Can My Employer Take My Dog for Filing a Claim? Many handlers are faced with threats of being removed from the canine unit, having their dog reassigned or having the unit discontinued altogether. These threats are often effective in deflecting FLSA claims. However, the FLSA specifically prohibits retaliation by the employer against those who seek to pursue their rights under the Act. 29 USC § 215(a)(3). Generally, any adverse employment action by the employer in response to an FLSA claim would be considered retaliatory. Case law defines adverse employment

action as any action which results in a significant change in employment status. For canine handlers, the removal of their canine or their reassignment to a position from which they will no longer earn the overtime associated with being a canine handler can be considered adverse employment actions.

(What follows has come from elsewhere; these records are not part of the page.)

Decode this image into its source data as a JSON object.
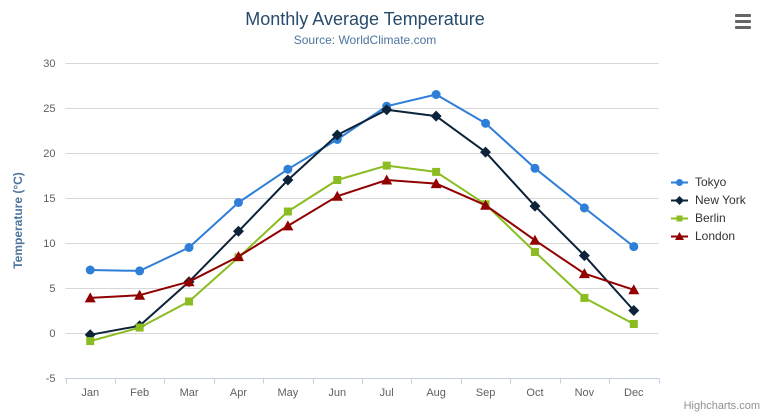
{
  "credits_label": "Highcharts.com",
  "icons": {
    "context_menu": "hamburger"
  },
  "colors": {
    "grid": "#d8d8d8",
    "axis_line": "#c0d0e0",
    "tick_label": "#606060",
    "title": "#274b6d",
    "subtitle": "#4d759e",
    "axis_title": "#4d759e",
    "legend_text": "#333333",
    "credits": "#909090"
  },
  "chart_data": {
    "type": "line",
    "title": "Monthly Average Temperature",
    "subtitle": "Source: WorldClimate.com",
    "xlabel": "",
    "ylabel": "Temperature (°C)",
    "ylim": [
      -5,
      30
    ],
    "yticks": [
      -5,
      0,
      5,
      10,
      15,
      20,
      25,
      30
    ],
    "grid": true,
    "legend_position": "right",
    "categories": [
      "Jan",
      "Feb",
      "Mar",
      "Apr",
      "May",
      "Jun",
      "Jul",
      "Aug",
      "Sep",
      "Oct",
      "Nov",
      "Dec"
    ],
    "series": [
      {
        "name": "Tokyo",
        "color": "#2f7ed8",
        "marker": "circle",
        "values": [
          7.0,
          6.9,
          9.5,
          14.5,
          18.2,
          21.5,
          25.2,
          26.5,
          23.3,
          18.3,
          13.9,
          9.6
        ]
      },
      {
        "name": "New York",
        "color": "#0d233a",
        "marker": "diamond",
        "values": [
          -0.2,
          0.8,
          5.7,
          11.3,
          17.0,
          22.0,
          24.8,
          24.1,
          20.1,
          14.1,
          8.6,
          2.5
        ]
      },
      {
        "name": "Berlin",
        "color": "#8bbc21",
        "marker": "square",
        "values": [
          -0.9,
          0.6,
          3.5,
          8.4,
          13.5,
          17.0,
          18.6,
          17.9,
          14.3,
          9.0,
          3.9,
          1.0
        ]
      },
      {
        "name": "London",
        "color": "#910000",
        "marker": "triangle",
        "values": [
          3.9,
          4.2,
          5.7,
          8.5,
          11.9,
          15.2,
          17.0,
          16.6,
          14.2,
          10.3,
          6.6,
          4.8
        ]
      }
    ]
  }
}
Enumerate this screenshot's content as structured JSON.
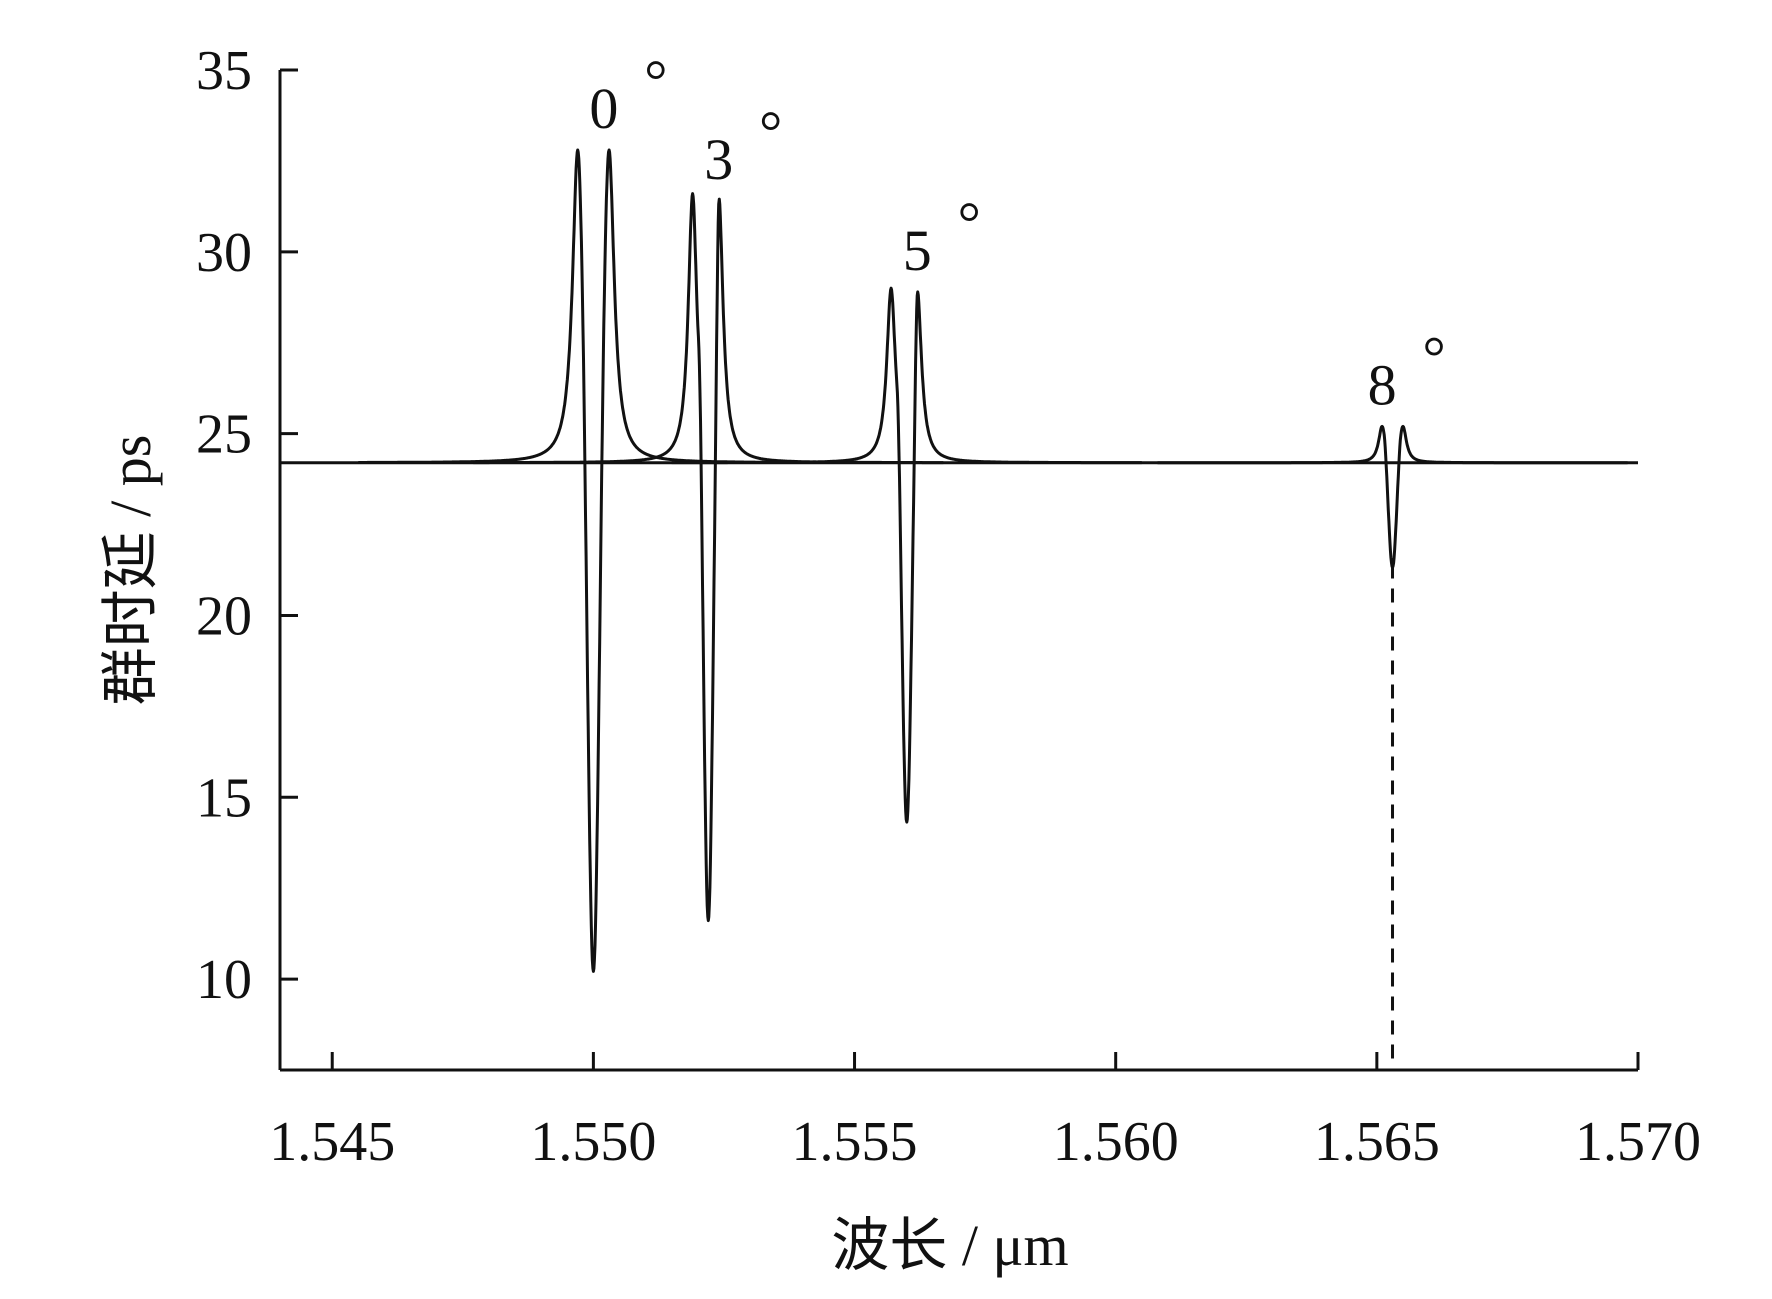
{
  "chart_data": {
    "type": "line",
    "title": "",
    "xlabel": "波长 / μm",
    "ylabel": "群时延 / ps",
    "xlim": [
      1.544,
      1.57
    ],
    "ylim": [
      7.5,
      35
    ],
    "xticks": [
      1.545,
      1.55,
      1.555,
      1.56,
      1.565,
      1.57
    ],
    "xtick_labels": [
      "1.545",
      "1.550",
      "1.555",
      "1.560",
      "1.565",
      "1.570"
    ],
    "yticks": [
      10,
      15,
      20,
      25,
      30,
      35
    ],
    "ytick_labels": [
      "10",
      "15",
      "20",
      "25",
      "30",
      "35"
    ],
    "grid": false,
    "baseline": 24.2,
    "color": "#111111",
    "series": [
      {
        "angle_label": "0",
        "center": 1.55,
        "peak_left": 1.5497,
        "peak_right": 1.5503,
        "peak_value": 32.8,
        "dip_value": 10.9
      },
      {
        "angle_label": "3",
        "center": 1.5522,
        "peak_left": 1.5519,
        "peak_right": 1.5524,
        "peak_value": 31.6,
        "dip_value": 12.2
      },
      {
        "angle_label": "5",
        "center": 1.556,
        "peak_left": 1.5557,
        "peak_right": 1.5562,
        "peak_value": 29.0,
        "dip_value": 14.7
      },
      {
        "angle_label": "8",
        "center": 1.5653,
        "peak_left": 1.5651,
        "peak_right": 1.5655,
        "peak_value": 25.2,
        "dip_value": 21.4
      }
    ],
    "annotations": [
      {
        "text": "0",
        "superscript": "°",
        "x": 1.5502,
        "y": 33.4
      },
      {
        "text": "3",
        "superscript": "°",
        "x": 1.5524,
        "y": 32.0
      },
      {
        "text": "5",
        "superscript": "°",
        "x": 1.5562,
        "y": 29.5
      },
      {
        "text": "8",
        "superscript": "°",
        "x": 1.5651,
        "y": 25.8
      }
    ],
    "dashed_marker": {
      "x": 1.5653,
      "from": 21.4,
      "to": 7.5
    }
  }
}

Conclusion As the Brock Court stressed in developing the fairness test, handlers and employers are supposed to be on a common mission. Handlers should not be dummying up hours to raise their income at the expense of their employer and employers should not be trying to take advantage of handlers by burdening them with off-duty tasks for which the employer has no intention of compensating the handler. The courts will enforce an agreement fairly negotiated between the parties which accurately reflects the realities of handler off-duty overtime. If the parties do not respect each other they will take their chances in court. So, be smart, work it out and avoid that risk.